In the second part of this research, we integrate an existing crop growth model, the Decision Support System for Agrotechnology Transfer (DSSAT), with machine learning techniques to train a forward model to predict SAR observables over silage maize fields in The Netherlands across multiple years. Using crop growth models circumvents the dependency on limitedly available field measurements. When we use training and validation data from the same growth season, we obtain accurate predictions, with a mean absolute error (MAE) of less than 1.23 dB. Some of the field-to-field variability is accounted for by including the mean backscatter intensity during a few acquisitions before crop emergence. The obtained performance suggests the potential of using this approach to generate observation operators for data assimilation frameworks or for anomaly detection, supporting large-scale agricultural monitoring. However, the results also highlight one of the main challenges: the resulting data-driven model fails to generalize when presented with input bio-geophysical parameters that fall outside the regions of the parameter space spanned by the training dataset, as can happen, for example, during a drought period.
In the final part, we develop a physics-guided machine learning approach to address the limitations of data-driven models: lack of generalizability, tendency to overfitting, and reliance on extensive training data sets. We introduce physical constraints in an artificial neural network (ANN) in two ways.

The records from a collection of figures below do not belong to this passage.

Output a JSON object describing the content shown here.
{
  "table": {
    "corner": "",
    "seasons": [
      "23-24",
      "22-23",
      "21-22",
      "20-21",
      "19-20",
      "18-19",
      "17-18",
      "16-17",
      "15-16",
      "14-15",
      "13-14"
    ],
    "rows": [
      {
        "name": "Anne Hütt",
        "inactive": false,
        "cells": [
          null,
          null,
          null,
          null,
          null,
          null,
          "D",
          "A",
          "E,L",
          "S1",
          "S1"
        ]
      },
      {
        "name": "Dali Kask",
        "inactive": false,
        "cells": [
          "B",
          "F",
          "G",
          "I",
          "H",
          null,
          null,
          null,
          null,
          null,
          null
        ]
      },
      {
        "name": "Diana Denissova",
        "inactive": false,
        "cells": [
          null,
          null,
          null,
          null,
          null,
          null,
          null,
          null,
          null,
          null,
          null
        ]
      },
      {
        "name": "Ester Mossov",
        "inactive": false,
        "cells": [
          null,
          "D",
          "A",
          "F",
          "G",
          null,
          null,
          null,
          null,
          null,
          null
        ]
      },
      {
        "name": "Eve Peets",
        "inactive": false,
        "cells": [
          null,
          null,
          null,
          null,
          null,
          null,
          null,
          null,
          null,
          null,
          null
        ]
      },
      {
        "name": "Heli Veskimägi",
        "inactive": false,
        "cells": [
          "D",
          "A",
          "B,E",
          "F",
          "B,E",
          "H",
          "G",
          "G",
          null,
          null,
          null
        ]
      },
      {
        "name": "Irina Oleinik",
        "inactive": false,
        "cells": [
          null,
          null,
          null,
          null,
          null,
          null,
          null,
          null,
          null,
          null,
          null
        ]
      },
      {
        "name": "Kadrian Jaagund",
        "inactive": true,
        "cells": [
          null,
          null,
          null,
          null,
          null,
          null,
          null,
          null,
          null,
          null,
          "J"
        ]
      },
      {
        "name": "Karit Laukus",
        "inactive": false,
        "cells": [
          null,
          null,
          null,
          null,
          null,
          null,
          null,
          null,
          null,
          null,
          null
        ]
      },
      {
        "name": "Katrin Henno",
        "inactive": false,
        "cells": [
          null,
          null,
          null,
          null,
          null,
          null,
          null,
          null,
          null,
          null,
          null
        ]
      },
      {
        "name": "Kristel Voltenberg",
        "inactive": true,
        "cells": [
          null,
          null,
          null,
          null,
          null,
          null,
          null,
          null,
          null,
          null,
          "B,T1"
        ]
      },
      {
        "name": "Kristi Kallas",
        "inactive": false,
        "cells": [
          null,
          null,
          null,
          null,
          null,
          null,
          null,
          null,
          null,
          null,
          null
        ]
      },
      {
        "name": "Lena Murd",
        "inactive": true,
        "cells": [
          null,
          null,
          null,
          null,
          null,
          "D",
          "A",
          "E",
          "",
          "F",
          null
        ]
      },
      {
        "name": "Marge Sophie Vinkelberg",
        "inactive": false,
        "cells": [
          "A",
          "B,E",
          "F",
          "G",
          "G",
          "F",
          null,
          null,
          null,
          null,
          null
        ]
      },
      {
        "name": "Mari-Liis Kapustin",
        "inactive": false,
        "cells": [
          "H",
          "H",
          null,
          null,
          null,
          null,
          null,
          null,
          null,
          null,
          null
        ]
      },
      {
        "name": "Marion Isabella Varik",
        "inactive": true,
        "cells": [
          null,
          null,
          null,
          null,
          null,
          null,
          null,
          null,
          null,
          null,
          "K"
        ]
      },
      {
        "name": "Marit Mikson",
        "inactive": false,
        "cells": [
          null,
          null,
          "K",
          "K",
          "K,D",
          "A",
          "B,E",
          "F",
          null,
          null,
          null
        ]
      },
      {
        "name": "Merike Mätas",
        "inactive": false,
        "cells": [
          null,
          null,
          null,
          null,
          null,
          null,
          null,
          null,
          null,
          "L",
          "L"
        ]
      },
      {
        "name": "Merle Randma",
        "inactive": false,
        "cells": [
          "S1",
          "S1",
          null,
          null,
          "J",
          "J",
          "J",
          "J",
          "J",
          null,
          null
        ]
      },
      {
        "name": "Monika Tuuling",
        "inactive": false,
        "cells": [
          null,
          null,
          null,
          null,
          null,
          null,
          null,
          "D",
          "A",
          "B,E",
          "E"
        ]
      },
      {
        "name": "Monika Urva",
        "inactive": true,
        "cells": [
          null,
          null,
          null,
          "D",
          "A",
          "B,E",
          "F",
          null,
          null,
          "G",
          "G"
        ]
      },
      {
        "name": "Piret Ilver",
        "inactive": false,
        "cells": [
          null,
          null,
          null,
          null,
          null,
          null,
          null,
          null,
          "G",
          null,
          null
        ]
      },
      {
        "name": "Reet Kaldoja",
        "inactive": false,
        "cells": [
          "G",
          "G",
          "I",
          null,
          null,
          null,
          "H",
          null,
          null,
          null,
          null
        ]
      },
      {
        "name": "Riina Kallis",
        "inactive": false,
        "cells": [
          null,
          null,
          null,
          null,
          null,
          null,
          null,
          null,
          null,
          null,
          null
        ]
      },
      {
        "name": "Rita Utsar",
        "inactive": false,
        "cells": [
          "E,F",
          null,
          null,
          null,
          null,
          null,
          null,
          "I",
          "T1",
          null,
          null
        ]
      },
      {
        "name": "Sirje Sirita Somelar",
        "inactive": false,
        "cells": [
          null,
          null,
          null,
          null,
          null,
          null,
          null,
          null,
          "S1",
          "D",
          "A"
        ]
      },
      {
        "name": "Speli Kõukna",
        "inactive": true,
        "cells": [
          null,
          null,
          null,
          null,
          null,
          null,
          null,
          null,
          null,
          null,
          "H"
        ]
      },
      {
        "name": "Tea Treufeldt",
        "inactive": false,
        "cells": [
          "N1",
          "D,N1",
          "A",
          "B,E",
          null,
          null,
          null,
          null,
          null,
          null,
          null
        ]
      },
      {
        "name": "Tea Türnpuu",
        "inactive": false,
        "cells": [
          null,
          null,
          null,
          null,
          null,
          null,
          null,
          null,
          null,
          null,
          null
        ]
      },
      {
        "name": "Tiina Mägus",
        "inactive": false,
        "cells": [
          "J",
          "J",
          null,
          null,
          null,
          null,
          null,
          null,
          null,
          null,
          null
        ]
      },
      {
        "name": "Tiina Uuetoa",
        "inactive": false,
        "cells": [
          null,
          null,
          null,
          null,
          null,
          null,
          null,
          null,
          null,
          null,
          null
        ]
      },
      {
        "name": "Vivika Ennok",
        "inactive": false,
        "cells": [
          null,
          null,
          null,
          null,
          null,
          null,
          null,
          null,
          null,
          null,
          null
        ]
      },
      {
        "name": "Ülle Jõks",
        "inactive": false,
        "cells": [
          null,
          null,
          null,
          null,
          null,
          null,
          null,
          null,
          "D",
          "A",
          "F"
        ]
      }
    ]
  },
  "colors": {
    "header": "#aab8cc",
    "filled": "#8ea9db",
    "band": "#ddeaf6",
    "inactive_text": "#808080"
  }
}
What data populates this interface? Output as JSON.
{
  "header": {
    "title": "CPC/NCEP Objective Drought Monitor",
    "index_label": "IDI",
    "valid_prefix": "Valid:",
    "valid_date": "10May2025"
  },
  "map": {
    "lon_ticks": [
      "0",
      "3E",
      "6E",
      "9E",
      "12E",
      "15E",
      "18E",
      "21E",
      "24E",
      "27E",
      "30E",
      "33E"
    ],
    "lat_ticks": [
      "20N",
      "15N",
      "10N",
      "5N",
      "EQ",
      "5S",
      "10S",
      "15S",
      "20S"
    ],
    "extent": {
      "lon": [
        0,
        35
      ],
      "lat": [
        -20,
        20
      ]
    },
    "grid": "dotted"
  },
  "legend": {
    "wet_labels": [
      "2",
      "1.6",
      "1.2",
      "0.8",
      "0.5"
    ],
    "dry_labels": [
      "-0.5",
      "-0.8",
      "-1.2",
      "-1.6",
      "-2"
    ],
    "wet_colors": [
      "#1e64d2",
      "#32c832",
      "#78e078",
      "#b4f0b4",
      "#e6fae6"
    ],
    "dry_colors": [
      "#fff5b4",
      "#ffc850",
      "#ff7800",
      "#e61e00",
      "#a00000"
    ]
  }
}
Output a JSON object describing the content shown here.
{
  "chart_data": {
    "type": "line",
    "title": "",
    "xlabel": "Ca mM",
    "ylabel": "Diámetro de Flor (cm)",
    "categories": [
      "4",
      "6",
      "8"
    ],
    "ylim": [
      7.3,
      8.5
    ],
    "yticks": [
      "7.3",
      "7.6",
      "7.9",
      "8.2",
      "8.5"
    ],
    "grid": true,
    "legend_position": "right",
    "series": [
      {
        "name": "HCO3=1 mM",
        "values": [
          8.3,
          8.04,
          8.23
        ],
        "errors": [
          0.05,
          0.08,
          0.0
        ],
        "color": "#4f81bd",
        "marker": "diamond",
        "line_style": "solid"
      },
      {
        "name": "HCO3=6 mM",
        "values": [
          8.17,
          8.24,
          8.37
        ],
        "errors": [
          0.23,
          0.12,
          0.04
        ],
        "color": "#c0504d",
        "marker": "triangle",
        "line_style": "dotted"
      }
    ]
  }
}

First, by modifying the loss function, used to train the ANN, by including a penalty for unphysical behavior, in particular by penalizing negative values of the partial derivative of the predicted backscatter intensity with respect to the surface soil moisture, since we assume this should always be positive. Second, by mirroring the architecture of the widely used Water Cloud Model (WCM) in the network topology. The added physical term to the loss function improves the ANN performance in all cases considered, with an R2 increase of 3 percentage points (p.p). The WCM-inspired model performs slightly worse when trained and tested with data from the same year, but it generalizes better, producing significantly better results for unseen conditions. In addition, the WCM-inspired model also produces individual contributions to the observed intensity, such as the surface-scattering component and the vegetation backscatter component.